LR-PRP expressed significantly more IL-1Ra, IL-4, and IL-8, suggesting that LR-PRP may be more anti-inflammatory than LP-PRP. MMP-9 was expressed in higher concentrations in LR-PRP, suggesting that LR-PRP may be more chondrotoxic than LP-PRP.
LR-PRP was found to have a robust expression of anti-inflammatory mediators compared with LP-PRP and may be beneficial to patients with long-term knee OA where chronic low-grade inflammation is present. Mechanistic clinical trials are needed to elucidate the key mediators in both LR-PRP and LP-PRP to assess their effect on long-term progression of knee OA.
富血小板血浆(PRP)已广泛应用于临床,用于治疗有症状的膝骨关节炎(OA)患者。白细胞减少富血小板血浆(LR-PRP)在临床上优于白细胞减少贫血小板血浆(LP-PRP);然而,为了使制剂合理化,尚不清楚轻度至中度膝 OA 患者的 LR-PRP 和 LP-PRP 中存在哪些细胞因子介导的疼痛和炎症。
与来自同一轻度至中度膝 OA 患者的 LP-PRP 相比,LR-PRP 主要具有抗炎作用,并且具有减少的伤害感受性疼痛介质。
对照实验室研究。
为了评估来自 12 名(6 名男性和 6 名女性)有症状的膝 OA 患者的 48 份 LR-PRP 和 LP-PRP,共制备了 24 份 PRP 的独特样本(Kellgren-Lawrence 分级 2-3)。通过双旋 protocol 对患者进行血液采集,以制备 LR-PRP 和 LP-PRP,以获得基线全血、血小板浓度和白细胞亚型。同一患者的 LR-PRP 和 LP-PRP 同时产生,并通过 Luminex(多细胞因子分析)进行全面分析,以评估炎症的关键介质:白细胞介素 1 受体拮抗剂(IL-1Ra)、白细胞介素 4、6、8 和 10(IL-4、IL-6、IL-8 和 IL-10)、IL-1β、肿瘤坏死因子-α(TNF-α)和基质金属蛋白酶 9(MMP-9)。为了评估伤害感受性疼痛的介质,还评估了神经生长因子(NGF)和抗酒石酸酸性磷酸酶 5(TRAP5)。

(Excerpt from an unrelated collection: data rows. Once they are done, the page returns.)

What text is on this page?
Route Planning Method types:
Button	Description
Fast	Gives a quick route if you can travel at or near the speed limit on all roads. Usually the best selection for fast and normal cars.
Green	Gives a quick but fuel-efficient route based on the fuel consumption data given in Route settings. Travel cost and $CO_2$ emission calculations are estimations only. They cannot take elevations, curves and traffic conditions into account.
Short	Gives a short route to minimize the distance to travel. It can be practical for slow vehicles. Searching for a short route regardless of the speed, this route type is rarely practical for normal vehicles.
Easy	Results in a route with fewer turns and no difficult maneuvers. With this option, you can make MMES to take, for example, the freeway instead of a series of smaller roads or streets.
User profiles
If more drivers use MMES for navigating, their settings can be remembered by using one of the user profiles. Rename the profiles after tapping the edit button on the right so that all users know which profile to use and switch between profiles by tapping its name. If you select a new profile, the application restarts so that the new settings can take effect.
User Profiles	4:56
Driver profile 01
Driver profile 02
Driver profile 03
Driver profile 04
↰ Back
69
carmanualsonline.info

与来自同一患者的 LP-PRP 制剂相比,轻度至中度膝 OA 患者的 LR-PRP 表达的 IL-1Ra、IL-4 和 IL-8 明显更多。在伤害感受性疼痛介质-NGF 和 TRAP5 方面,LR-PRP 和 LP-PRP 之间未发现显着差异。还发现其他介质,包括 TNF-α、IL-1β、IL-6 和 IL-10,LR-PRP 和 LP-PRP 之间的表达差异也无统计学意义。
LR-PRP 表达的 IL-1Ra、IL-4 和 IL-8 明显更多,表明 LR-PRP 可能比 LP-PRP 更具抗炎作用。LR-PRP 中 MMP-9 的表达浓度更高,表明 LR-PRP 可能比 LP-PRP 更具软骨毒性。
与 LP-PRP 相比,LR-PRP 中发现具有强大的抗炎介质表达,可能对长期存在慢性低度炎症的膝 OA 患者有益。需要进行机制临床试验,以阐明 LR-PRP 和 LP-PRP 中的关键介质,以评估它们对膝 OA 长期进展的影响。